A grassroots, non-partisan, non-profit organization that is building civility in a society that seems tilted toward uncivil speech and actions, the Institute for Civility does not endorse any political candidate, nor take a position on any issue. The institute is about process, not positions. Not a think tank, and not a watch dog organization, they serve as a catalyst for change.
The Institute of Interfaith Dialog is a non-profit organization whose primary goal is to help bring together the communities in order to promote compassion, cooperation, partnership and community service through interfaith dialog and conversation. The IID is dedicated to encouraging the study of the global communities’ spiritual traditions from the vantage point of respect, accuracy, and appreciation. Toward these goals the Institute organizes academic and grass roots activities such as conferences, panels, symposia, interfaith family dinners and cultural exchange trips.
Dr. P.M. Forni, a professor at Johns Hopkins University, co-founded the Johns Hopkins Civility Project in 1997. An aggregation of academic and community outreach activities, the JHCP aimed at assessing the significance of civility, manners and politeness in contemporary society. The JHCP has been reconstituted as The Civility Initiative at Johns Hopkins, which Dr. Forni now directs. This Web site is designed to introduce Dr. Forni’s work on civility and to offer links to related material.
National Issues Forums bring people together to talk about important issues. They range from small study circles held in peoples’ homes to large community gatherings modeled on New England town meetings. Each forum focuses on a specific issue such as illegal drugs, Social Security, or juvenile crime.

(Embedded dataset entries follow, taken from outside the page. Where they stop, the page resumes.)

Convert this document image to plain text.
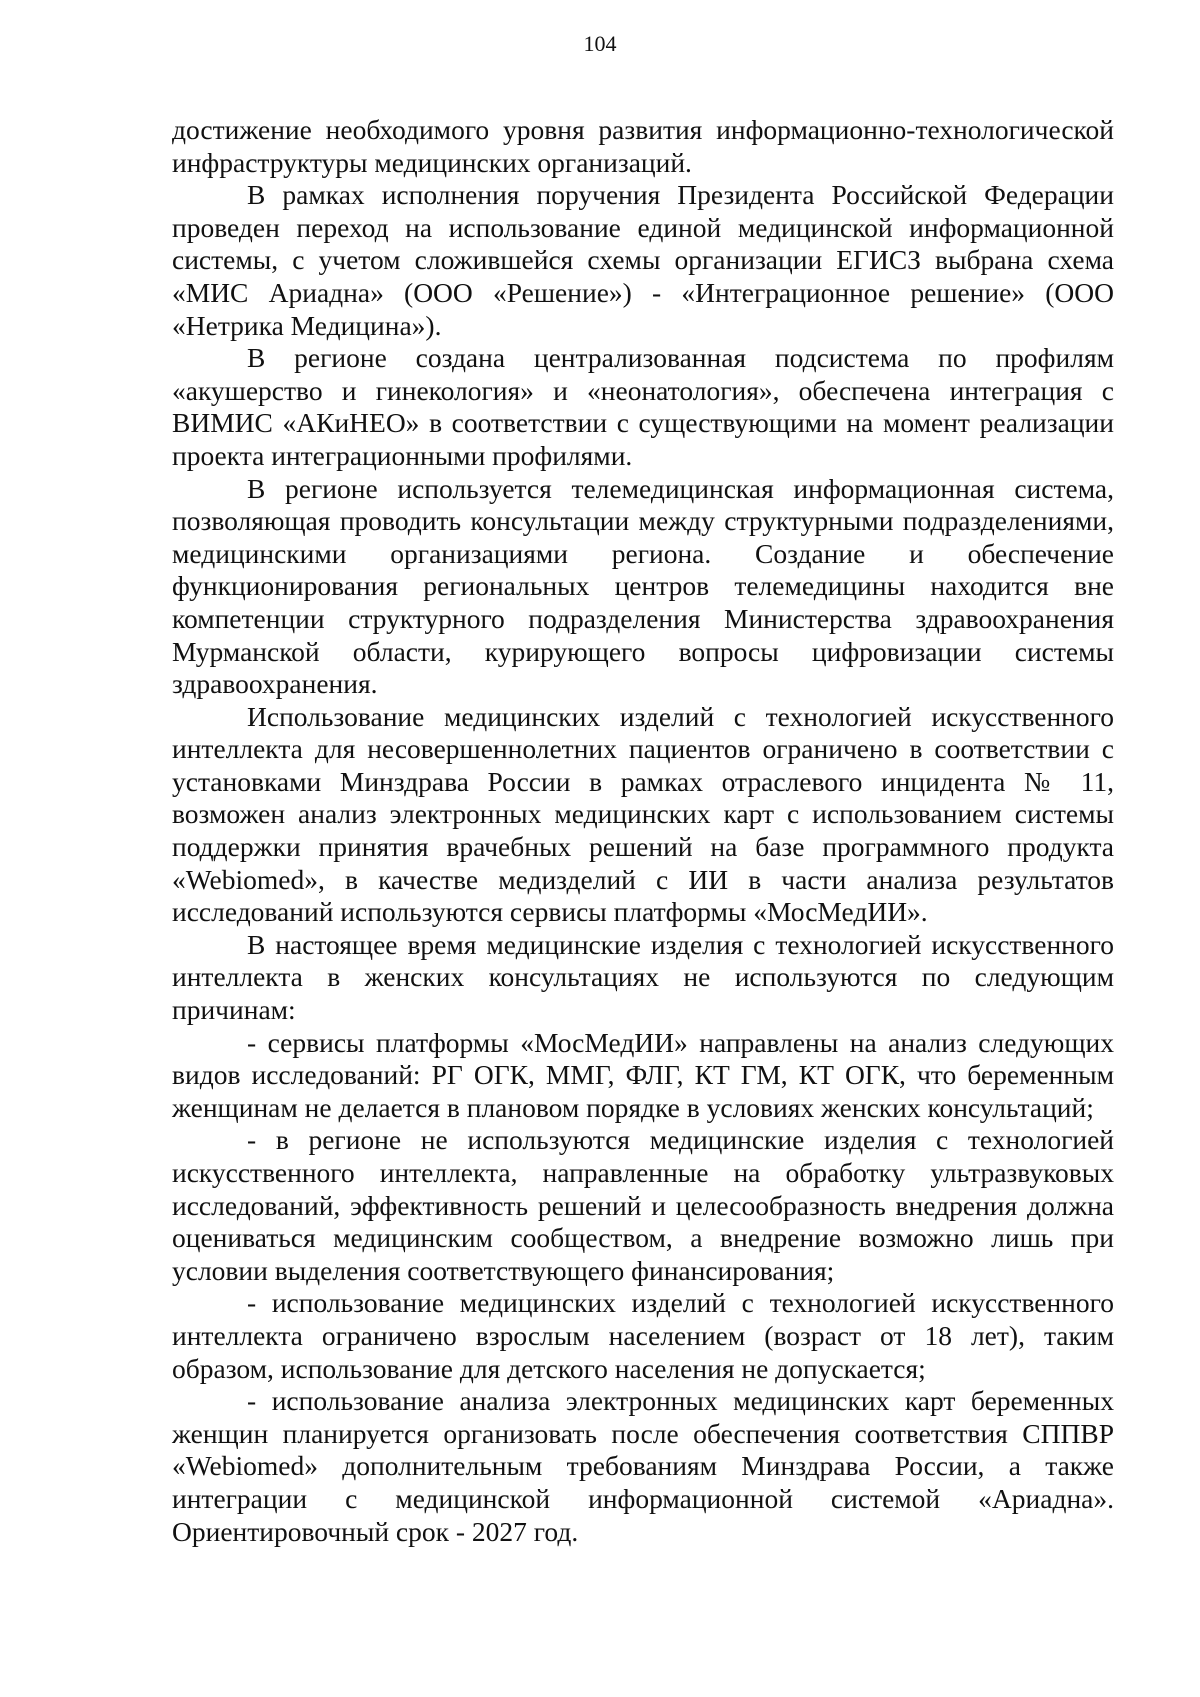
104

достижение необходимого уровня развития информационно-технологической инфраструктуры медицинских организаций.

В рамках исполнения поручения Президента Российской Федерации проведен переход на использование единой медицинской информационной системы, с учетом сложившейся схемы организации ЕГИСЗ выбрана схема «МИС Ариадна» (ООО «Решение») - «Интеграционное решение» (ООО «Нетрика Медицина»).

В регионе создана централизованная подсистема по профилям «акушерство и гинекология» и «неонатология», обеспечена интеграция с ВИМИС «АКиНЕО» в соответствии с существующими на момент реализации проекта интеграционными профилями.

В регионе используется телемедицинская информационная система, позволяющая проводить консультации между структурными подразделениями, медицинскими организациями региона. Создание и обеспечение функционирования региональных центров телемедицины находится вне компетенции структурного подразделения Министерства здравоохранения Мурманской области, курирующего вопросы цифровизации системы здравоохранения.

Использование медицинских изделий с технологией искусственного интеллекта для несовершеннолетних пациентов ограничено в соответствии с установками Минздрава России в рамках отраслевого инцидента № 11, возможен анализ электронных медицинских карт с использованием системы поддержки принятия врачебных решений на базе программного продукта «Webiomed», в качестве медизделий с ИИ в части анализа результатов исследований используются сервисы платформы «МосМедИИ».

В настоящее время медицинские изделия с технологией искусственного интеллекта в женских консультациях не используются по следующим причинам:

- сервисы платформы «МосМедИИ» направлены на анализ следующих видов исследований: РГ ОГК, ММГ, ФЛГ, КТ ГМ, КТ ОГК, что беременным женщинам не делается в плановом порядке в условиях женских консультаций;

- в регионе не используются медицинские изделия с технологией искусственного интеллекта, направленные на обработку ультразвуковых исследований, эффективность решений и целесообразность внедрения должна оцениваться медицинским сообществом, а внедрение возможно лишь при условии выделения соответствующего финансирования;

- использование медицинских изделий с технологией искусственного интеллекта ограничено взрослым населением (возраст от 18 лет), таким образом, использование для детского населения не допускается;

- использование анализа электронных медицинских карт беременных женщин планируется организовать после обеспечения соответствия СППВР «Webiomed» дополнительным требованиям Минздрава России, а также интеграции с медицинской информационной системой «Ариадна». Ориентировочный срок - 2027 год.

Public Agenda’s mission is to improve democratic problem solving. The nonpartisan mission is pursued through research, engagement and communications that bridge the divisions and disconnects among leaders and publics so that sustainable solutions to tough challenges can be achieved. By doing so, they seek to contribute to a democracy in which problem solving triumphs over gridlock and inertia, and where public policy reflects the deliberations and values of the citizenry.
The Public Conversations Project brings disputants together for the kind of dialogue that shifts relationships from ones of mistrust, defense, withdrawal, or attack to those of curiosity, connection, and compassionate understanding of differences. PCP does not seek to shift people’s core beliefs and commitments around the issues that have divided them. PCP encourages more participation in democracy through constructive discussion of important and divisive public issues.
Search for Common Ground is an open source organization. All materials, publications and evaluations are available online. They bring proven practices in conflict transformation to leaders, organizations and communities in Africa, Asia, Europe the Middle East and North America.
Stanford's Center for Compassion and Altruism Research and Education (CCARE) is striving to create a community of scholars and researchers, including neuroscientists, psychologists, educators and philosophical and contemplative thinkers around the study of compassion. Drawing from such varied disciplines - from etiological approaches that examine the evolutionary roots of compassion to skills training programs for strengthening compassion to neuroscientific studies of the brain mechanisms that support compassion as well as the 'warm glow' feelings that reinforce helping others, CCARE is working to gain a deep understanding of compassion and its associated human behaviors in all its richness.